A Fertility Associates pitch to investors reveals a high-margin business - but its head says there are extra expenses ahead, as well as new opportunities in areas such as "social fertility" (keep reading).
A leaked presentation says the company, currently owned by its doctors, will have operating earnings of $14 million on revenue of $44m in its 2021 financial year as patients pay around $14,000 per IVF cycle.
Fertility Associates now has five clinics around NZ, and an estimated 70 per cent market share, with most of the balance going to the public health system's IVF unit, Fertility Plus, then a slither to a local outpost of an Australian chain.
The 34-year-old company has also expanded into Malaysia, where its decade-old Sunfert subsidiary is forecast to make $3m on $8m revenue this year.
"We've brought Cameron Partners onboard and asked them to investigate options for Fertility Associates," chief executive Alex Price confirmed to the Herald. He did not dispute any of the above numbers, but did add the context that net profit is tighter, in part because of high depreciation on heavy investment in new lab gear, and the IT around it.
The process could ultimately lead to a sale or IPO, Price said.
Either way, the end game is the same: to access "north of $100m" in new capital.
If it does come down to a listing, Price says Fertility Associates has no preference, at this point, between the ASX and NZX.
Reports across the Tasman have seen Cameron Partners (and its affiliate Rothschild) angling to drum up a bidding war between private equity players.
But Price says events won't necessarily head in that direction.
"It could be a sale to private equity. But it could be a sale or partial sale to a hospital group," Price said.
The NZ Super Fund, which recently teamed with a Canadian retirement fund to buy Australian pathology chain Healthscope for $550m has also been rumoured to be in the frame.
A spokesman for the Super Fund would not comment on Fertility Associates specifically, but said, "Last year the NZ Super Fund invested in local laboratory testing company Asia Pacific Healthcare Group [for $550m], which gave us exposure to the domestic healthcare sector.
"We have more than $7.2 billion invested in New Zealand and constantly assess new opportunities for portfolio that are complementary and offer strong risk-adjusted returns."
Infratil did not immediately return a request for comment, but its new CEO Jason Boyes recently named high-tech healthcare as a high-growth area where his company is considering further investments following its recent purchase of a controlling stake in Australian radiology chain Qscan for A$735m.
And Price offered that Fertility Associates had several areas of common ground with such infrastructure investors, including long time horizons for investments, long-serving specialist staff and both offer services that are often a "priority spend" even during downturns.
"Despite all the jokes about a baby boom with lockdown, we know that straightened economic times actually usually see people have fewer children," Price said.
But IVF has bucked that trend.
Fertility Associates had seen growth in the volume of its business of around 5 to 7 per cent per year in recent years, its CEO said.
Over the pandemic, it has saw a jump in the order of 10 to 15 per cent, which he put down to people reassessing their priorities amid the pandemic.
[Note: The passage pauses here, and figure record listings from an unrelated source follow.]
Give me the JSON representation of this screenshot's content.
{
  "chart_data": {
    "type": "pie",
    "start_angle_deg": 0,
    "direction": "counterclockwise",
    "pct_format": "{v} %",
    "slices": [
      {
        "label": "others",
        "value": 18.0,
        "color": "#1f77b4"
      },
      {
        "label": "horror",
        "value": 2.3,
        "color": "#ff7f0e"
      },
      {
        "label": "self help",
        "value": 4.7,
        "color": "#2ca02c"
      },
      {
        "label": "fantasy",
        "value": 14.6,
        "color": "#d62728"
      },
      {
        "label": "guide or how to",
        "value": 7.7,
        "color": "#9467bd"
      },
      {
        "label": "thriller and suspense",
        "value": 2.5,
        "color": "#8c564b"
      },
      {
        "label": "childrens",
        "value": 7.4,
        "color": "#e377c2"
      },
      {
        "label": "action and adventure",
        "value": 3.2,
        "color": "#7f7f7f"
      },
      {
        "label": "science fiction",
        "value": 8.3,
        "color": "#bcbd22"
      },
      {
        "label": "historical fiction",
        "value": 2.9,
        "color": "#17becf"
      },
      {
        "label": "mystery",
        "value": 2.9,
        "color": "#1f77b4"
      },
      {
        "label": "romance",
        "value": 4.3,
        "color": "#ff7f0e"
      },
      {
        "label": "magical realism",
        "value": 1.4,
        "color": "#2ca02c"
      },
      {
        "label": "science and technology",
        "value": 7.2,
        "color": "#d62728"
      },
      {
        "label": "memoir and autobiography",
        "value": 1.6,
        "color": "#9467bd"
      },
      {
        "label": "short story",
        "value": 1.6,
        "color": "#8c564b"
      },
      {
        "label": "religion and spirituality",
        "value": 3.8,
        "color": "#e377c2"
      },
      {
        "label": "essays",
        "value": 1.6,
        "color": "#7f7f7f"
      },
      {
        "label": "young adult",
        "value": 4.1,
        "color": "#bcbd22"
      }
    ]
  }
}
Overseas trips were out, heading for a cycle of IVF earlier than originally planned.
Why bring in Cameron Partners now?
Price said new investors would allow Fertility Associates to grow faster. It needed to scale because of increasing technology, IT and regulatory costs.
The company also wants to wherewithal to capture new business the area of "social fertility" price said, or same-sex couples, single women or even single men pursuing IVF and surrogacy options. Already, Fertility Associates' website has a section dedicated to services for LGBTTQI+ couples or individuals, and discussion of issues such as transgender fertility.
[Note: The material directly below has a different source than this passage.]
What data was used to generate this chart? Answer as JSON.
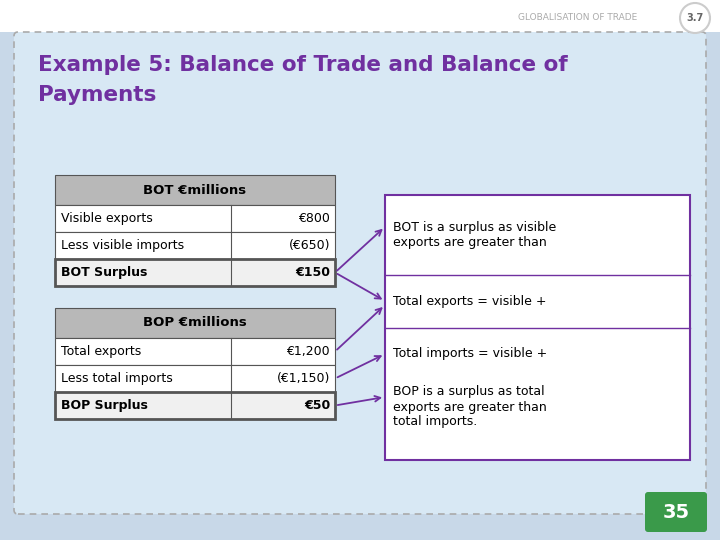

And there's also room for further geographic expansion. Malaysia was chosen from a range of Asian prospects as Fertility Associates' first territory beyond New Zealand because it had a number of indicators of demand for IVF, Price said, including high levels of education among women. It didn't hurt that Malaysia is a Commonwealth country with a similar legal system and a high number of English speakers.
The Malaysian operation also draws customers from neighbouring Singapore, where IVF costs three times as much. The city-state is earmarked for possible expansion. Thailand is also on the table.
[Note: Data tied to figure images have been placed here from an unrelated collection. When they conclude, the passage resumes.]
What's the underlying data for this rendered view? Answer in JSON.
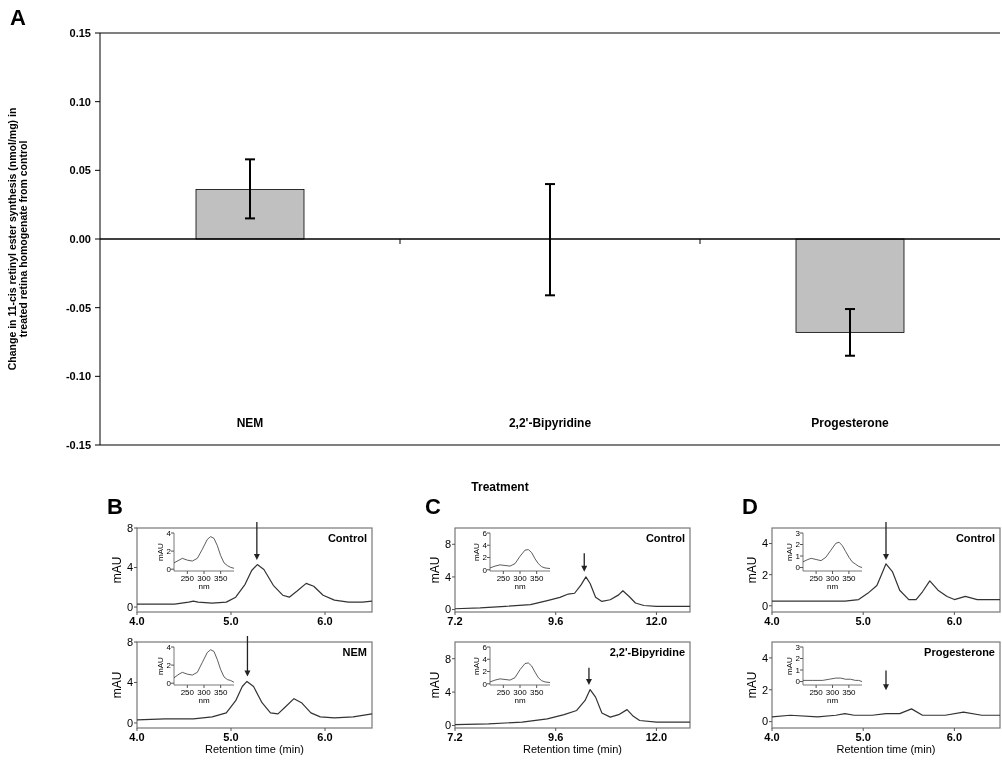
{
  "chart_data": [
    {
      "type": "bar",
      "title": "A",
      "xlabel": "Treatment",
      "ylabel": "Change in 11-cis retinyl ester synthesis (nmol/mg) in treated retina homogenate from control",
      "categories": [
        "NEM",
        "2,2'-Bipyridine",
        "Progesterone"
      ],
      "values": [
        0.036,
        0,
        -0.068
      ],
      "errors": [
        [
          0.015,
          0.058
        ],
        [
          -0.041,
          0.04
        ],
        [
          -0.085,
          -0.051
        ]
      ],
      "color": "#c0c0c0",
      "ylim": [
        -0.15,
        0.15
      ],
      "yticks": [
        {
          "value": -0.15,
          "label": "-0.15"
        },
        {
          "value": -0.1,
          "label": "-0.10"
        },
        {
          "value": -0.05,
          "label": "-0.05"
        },
        {
          "value": 0,
          "label": "0.00"
        },
        {
          "value": 0.05,
          "label": "0.05"
        },
        {
          "value": 0.1,
          "label": "0.10"
        },
        {
          "value": 0.15,
          "label": "0.15"
        }
      ]
    },
    {
      "type": "line",
      "title": "B",
      "ylabel": "mAU",
      "annotations": [
        "Control"
      ],
      "x": [
        4.0,
        4.2,
        4.4,
        4.55,
        4.6,
        4.65,
        4.8,
        4.95,
        5.05,
        5.15,
        5.22,
        5.28,
        5.35,
        5.45,
        5.55,
        5.62,
        5.7,
        5.8,
        5.88,
        5.98,
        6.1,
        6.25,
        6.4,
        6.5
      ],
      "series": [
        {
          "color": "#333333",
          "values": [
            0.3,
            0.3,
            0.3,
            0.5,
            0.6,
            0.5,
            0.4,
            0.5,
            1.0,
            2.3,
            3.7,
            4.3,
            3.8,
            2.2,
            1.2,
            1.0,
            1.6,
            2.4,
            2.1,
            1.2,
            0.7,
            0.5,
            0.5,
            0.6
          ]
        }
      ],
      "xlim": [
        4,
        6.5
      ],
      "xticks": [
        {
          "value": 4,
          "label": "4.0"
        },
        {
          "value": 5,
          "label": "5.0"
        },
        {
          "value": 6,
          "label": "6.0"
        }
      ],
      "ylim": [
        -0.5,
        8
      ],
      "yticks": [
        0,
        4,
        8
      ]
    },
    {
      "type": "line",
      "xlabel": "nm",
      "ylabel": "mAU",
      "x": [
        210,
        225,
        235,
        250,
        265,
        280,
        295,
        310,
        320,
        330,
        340,
        350,
        360,
        370,
        380,
        390
      ],
      "series": [
        {
          "color": "#333333",
          "values": [
            0.7,
            1.0,
            1.2,
            1.0,
            0.9,
            1.2,
            2.2,
            3.3,
            3.6,
            3.4,
            2.6,
            1.5,
            0.7,
            0.4,
            0.2,
            0.1
          ]
        }
      ],
      "xlim": [
        210,
        390
      ],
      "xticks": [
        250,
        300,
        350
      ],
      "ylim": [
        -0.2,
        4
      ],
      "yticks": [
        0,
        2,
        4
      ]
    },
    {
      "type": "line",
      "xlabel": "Retention time (min)",
      "ylabel": "mAU",
      "annotations": [
        "NEM"
      ],
      "x": [
        4.0,
        4.3,
        4.6,
        4.8,
        4.95,
        5.05,
        5.12,
        5.17,
        5.24,
        5.33,
        5.42,
        5.5,
        5.58,
        5.67,
        5.75,
        5.85,
        5.95,
        6.1,
        6.3,
        6.5
      ],
      "series": [
        {
          "color": "#333333",
          "values": [
            0.3,
            0.4,
            0.4,
            0.6,
            1.0,
            2.2,
            3.6,
            4.1,
            3.6,
            2.0,
            1.0,
            0.9,
            1.6,
            2.4,
            2.0,
            1.0,
            0.6,
            0.5,
            0.6,
            0.9
          ]
        }
      ],
      "xlim": [
        4,
        6.5
      ],
      "xticks": [
        {
          "value": 4,
          "label": "4.0"
        },
        {
          "value": 5,
          "label": "5.0"
        },
        {
          "value": 6,
          "label": "6.0"
        }
      ],
      "ylim": [
        -0.5,
        8
      ],
      "yticks": [
        0,
        4,
        8
      ]
    },
    {
      "type": "line",
      "xlabel": "nm",
      "ylabel": "mAU",
      "x": [
        210,
        225,
        235,
        250,
        265,
        280,
        295,
        310,
        320,
        330,
        340,
        350,
        360,
        370,
        380,
        390
      ],
      "series": [
        {
          "color": "#333333",
          "values": [
            0.6,
            1.0,
            1.2,
            1.0,
            0.9,
            1.2,
            2.3,
            3.4,
            3.7,
            3.5,
            2.6,
            1.5,
            0.7,
            0.4,
            0.3,
            0.1
          ]
        }
      ],
      "xlim": [
        210,
        390
      ],
      "xticks": [
        250,
        300,
        350
      ],
      "ylim": [
        -0.2,
        4
      ],
      "yticks": [
        0,
        2,
        4
      ]
    },
    {
      "type": "line",
      "title": "C",
      "ylabel": "mAU",
      "annotations": [
        "Control"
      ],
      "x": [
        7.2,
        7.8,
        8.4,
        9.0,
        9.4,
        9.7,
        9.9,
        10.05,
        10.2,
        10.32,
        10.42,
        10.55,
        10.7,
        10.9,
        11.1,
        11.2,
        11.35,
        11.5,
        11.7,
        12.0,
        12.4,
        12.8
      ],
      "series": [
        {
          "color": "#333333",
          "values": [
            0.1,
            0.2,
            0.4,
            0.6,
            1.1,
            1.5,
            1.9,
            2.0,
            3.0,
            4.0,
            3.2,
            1.5,
            1.0,
            1.2,
            1.8,
            2.3,
            1.6,
            0.8,
            0.5,
            0.4,
            0.4,
            0.4
          ]
        }
      ],
      "xlim": [
        7.2,
        12.8
      ],
      "xticks": [
        7.2,
        9.6,
        {
          "value": 12,
          "label": "12.0"
        }
      ],
      "ylim": [
        -0.3,
        10
      ],
      "yticks": [
        0,
        4,
        8
      ]
    },
    {
      "type": "line",
      "xlabel": "nm",
      "ylabel": "mAU",
      "x": [
        210,
        225,
        240,
        255,
        270,
        285,
        300,
        315,
        325,
        335,
        345,
        355,
        365,
        375,
        390
      ],
      "series": [
        {
          "color": "#333333",
          "values": [
            0.3,
            0.6,
            0.8,
            0.7,
            0.6,
            1.0,
            2.2,
            3.2,
            3.3,
            2.8,
            1.8,
            1.0,
            0.5,
            0.3,
            0.2
          ]
        }
      ],
      "xlim": [
        210,
        390
      ],
      "xticks": [
        250,
        300,
        350
      ],
      "ylim": [
        -0.2,
        6
      ],
      "yticks": [
        0,
        2,
        4,
        6
      ]
    },
    {
      "type": "line",
      "xlabel": "Retention time (min)",
      "ylabel": "mAU",
      "annotations": [
        "2,2'-Bipyridine"
      ],
      "x": [
        7.2,
        8.0,
        8.8,
        9.4,
        9.8,
        10.1,
        10.3,
        10.42,
        10.55,
        10.7,
        10.9,
        11.1,
        11.3,
        11.45,
        11.6,
        12.0,
        12.8
      ],
      "series": [
        {
          "color": "#333333",
          "values": [
            0.1,
            0.2,
            0.4,
            0.8,
            1.3,
            1.8,
            3.0,
            4.3,
            3.4,
            1.5,
            1.0,
            1.3,
            1.9,
            1.1,
            0.6,
            0.4,
            0.4
          ]
        }
      ],
      "xlim": [
        7.2,
        12.8
      ],
      "xticks": [
        7.2,
        9.6,
        {
          "value": 12,
          "label": "12.0"
        }
      ],
      "ylim": [
        -0.3,
        10
      ],
      "yticks": [
        0,
        4,
        8
      ]
    },
    {
      "type": "line",
      "xlabel": "nm",
      "ylabel": "mAU",
      "x": [
        210,
        225,
        240,
        255,
        270,
        285,
        300,
        315,
        325,
        335,
        345,
        355,
        365,
        375,
        390
      ],
      "series": [
        {
          "color": "#333333",
          "values": [
            0.3,
            0.6,
            0.8,
            0.7,
            0.6,
            1.0,
            2.3,
            3.3,
            3.4,
            2.9,
            1.9,
            1.0,
            0.5,
            0.3,
            0.2
          ]
        }
      ],
      "xlim": [
        210,
        390
      ],
      "xticks": [
        250,
        300,
        350
      ],
      "ylim": [
        -0.2,
        6
      ],
      "yticks": [
        0,
        2,
        4,
        6
      ]
    },
    {
      "type": "line",
      "title": "D",
      "ylabel": "mAU",
      "annotations": [
        "Control"
      ],
      "x": [
        4.0,
        4.4,
        4.8,
        4.95,
        5.05,
        5.15,
        5.2,
        5.25,
        5.32,
        5.4,
        5.5,
        5.58,
        5.65,
        5.73,
        5.82,
        5.92,
        6.0,
        6.12,
        6.25,
        6.4,
        6.5
      ],
      "series": [
        {
          "color": "#333333",
          "values": [
            0.3,
            0.3,
            0.3,
            0.4,
            0.8,
            1.3,
            2.0,
            2.7,
            2.2,
            1.0,
            0.4,
            0.4,
            0.9,
            1.6,
            1.0,
            0.6,
            0.4,
            0.6,
            0.4,
            0.4,
            0.4
          ]
        }
      ],
      "xlim": [
        4,
        6.5
      ],
      "xticks": [
        {
          "value": 4,
          "label": "4.0"
        },
        {
          "value": 5,
          "label": "5.0"
        },
        {
          "value": 6,
          "label": "6.0"
        }
      ],
      "ylim": [
        -0.4,
        5
      ],
      "yticks": [
        0,
        2,
        4
      ]
    },
    {
      "type": "line",
      "xlabel": "nm",
      "ylabel": "mAU",
      "x": [
        210,
        225,
        235,
        250,
        265,
        280,
        295,
        310,
        320,
        330,
        340,
        350,
        360,
        370,
        380,
        390
      ],
      "series": [
        {
          "color": "#333333",
          "values": [
            0.5,
            0.7,
            0.8,
            0.7,
            0.6,
            0.9,
            1.5,
            2.1,
            2.2,
            1.9,
            1.4,
            0.9,
            0.5,
            0.3,
            0.1,
            0
          ]
        }
      ],
      "xlim": [
        210,
        390
      ],
      "xticks": [
        250,
        300,
        350
      ],
      "ylim": [
        -0.3,
        3
      ],
      "yticks": [
        0,
        1,
        2,
        3
      ]
    },
    {
      "type": "line",
      "xlabel": "Retention time (min)",
      "ylabel": "mAU",
      "annotations": [
        "Progesterone"
      ],
      "x": [
        4.0,
        4.2,
        4.5,
        4.7,
        4.8,
        4.9,
        5.1,
        5.25,
        5.4,
        5.53,
        5.65,
        5.9,
        6.1,
        6.3,
        6.5
      ],
      "series": [
        {
          "color": "#333333",
          "values": [
            0.3,
            0.4,
            0.3,
            0.4,
            0.5,
            0.4,
            0.4,
            0.5,
            0.5,
            0.8,
            0.4,
            0.4,
            0.6,
            0.4,
            0.4
          ]
        }
      ],
      "xlim": [
        4,
        6.5
      ],
      "xticks": [
        {
          "value": 4,
          "label": "4.0"
        },
        {
          "value": 5,
          "label": "5.0"
        },
        {
          "value": 6,
          "label": "6.0"
        }
      ],
      "ylim": [
        -0.4,
        5
      ],
      "yticks": [
        0,
        2,
        4
      ]
    },
    {
      "type": "line",
      "xlabel": "nm",
      "ylabel": "mAU",
      "x": [
        210,
        240,
        270,
        290,
        310,
        325,
        340,
        355,
        370,
        380,
        390
      ],
      "series": [
        {
          "color": "#333333",
          "values": [
            0.1,
            0.1,
            0.1,
            0.2,
            0.3,
            0.3,
            0.2,
            0.2,
            0.1,
            0.1,
            0
          ]
        }
      ],
      "xlim": [
        210,
        390
      ],
      "xticks": [
        250,
        300,
        350
      ],
      "ylim": [
        -0.3,
        3
      ],
      "yticks": [
        0,
        1,
        2,
        3
      ]
    }
  ]
}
The listing or sale process has already been something of an extended process.
There was a non-deal roadshow in 2019 for a potential IPO. "That gave us a sense of what public markets are looking for. We'll now get a sense of the private market," Price said.
The two temperature-reading exercises were supposed to be closer together, but the current push was delayed for a year by the pandemic.
So when will it wrap up, one way or the other? "There's no drop-dead date," Price said, "But I expect it will be before the end of the year."